Features

BHS Students Skip Class for Day of Action

By Riya Bhattacharjee
Friday May 04, 2007

Berkeley High School (BHS) students skipped class Tuesday to attend the Immigration Day rally in San Francisco as many of them did last year, but this time they had permission from their teachers. 

About 60 ninth-graders from the Communication Arts & Sciences School (CAS) at BHS took BART to the historic Mission District to participate in a field trip for their Freshman Seminar class. 

“It was a nice way to cap off the unit,” said Biko Eisen-Martin, who teaches history at CAS. “We were learning about what’s going on at the borders with respect to immigration and I thought this would give the kids a more historic perspective about what they were studying. As a tenured teacher I am not allowed to take students on political trips, but this was more of an educational and cultural experience.” 

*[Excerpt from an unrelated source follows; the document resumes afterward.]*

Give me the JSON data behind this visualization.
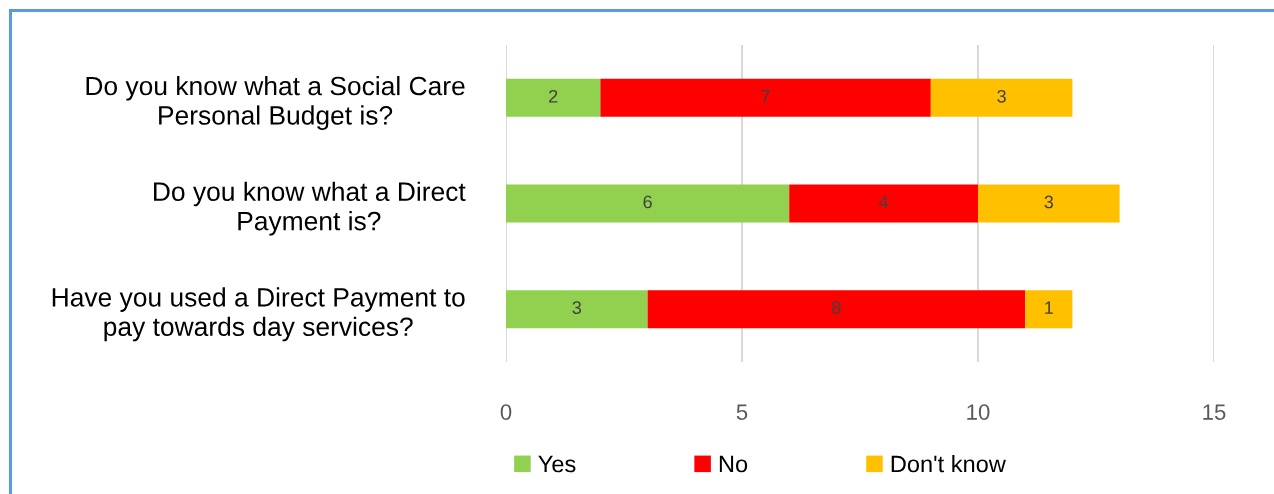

An email about Immigration Day rallies prompted Eisen-Martin take the matter up with CAS’s Spanish teacher Alexander Klose. 

“It’s an important part of their total education,” said BHS principal Jim Slemp, who added that it was entirely up to the students and teachers about whether they wanted to make this an annual event. Slemp told the Planet that there had been fewer student absences this May 1 than last year. 

15-year-old Micah Muhr—one of Eisen-Martin’s students—said that he had missed school last year to go see the May 1 rallies.  

“This is a much nicer way to do it,” he said. “It’s more interesting to go with your teachers because they explain things better. We learned a lot about the historic murals in the Mission instead of wondering what they were all about.” 

After spending some time with the murals and at the Women’s Building in the Mission District, the group went to the rally at Dolores Park. 

“Some of the kids actually ended up taking part in the protest, but they had permission from their parents,” said Eisen-Martin. “We made it very clear that this was not a walk-out. This was a field trip. There has to be a connection with the class they are taking. I told my students that they shouldn’t be going to a march just because everyone else is. Last year, when I asked them to give me a page on why they don’t like the Bush regime, most of them couldn’t. This is why you need to be really connected about what’s going on around you, and this is where experience like this counts.” 

Students were assigned to pick their favorite mural and research it along with the pamphlets and flyers they had acquired. 

“My favorite was definitely the Wall of Women in the Mission,” said Malikah Wilson, who added that the immigration rally had been her first big march. “It represented women of different ethnicities and told stories we don’t often hear about.” 

Danielle Escobar’s half-page report was about a mural about immigration. “It was colorful and stood out,” she wrote. “It also had a very powerful message about an immigrant husband who missed his wife and child and was struggling to get money for his family to survive. It just seemed so real to me.” 

Matt Rose-Stark, who had left school to participate in the Immigration Day marches in Oakland last year, said that he had joined his classmates on Tuesday because he did not want to miss school anymore. 

“I think it’s unjust what our government is doing to immigrants,” he said. “Our country is built of immigrants. So why would we oppose immigration? I think it’s disrespectful to call people aliens. Aliens are little green things from Mars. They are not people. We should give everyone the respect and freedom they deserve.”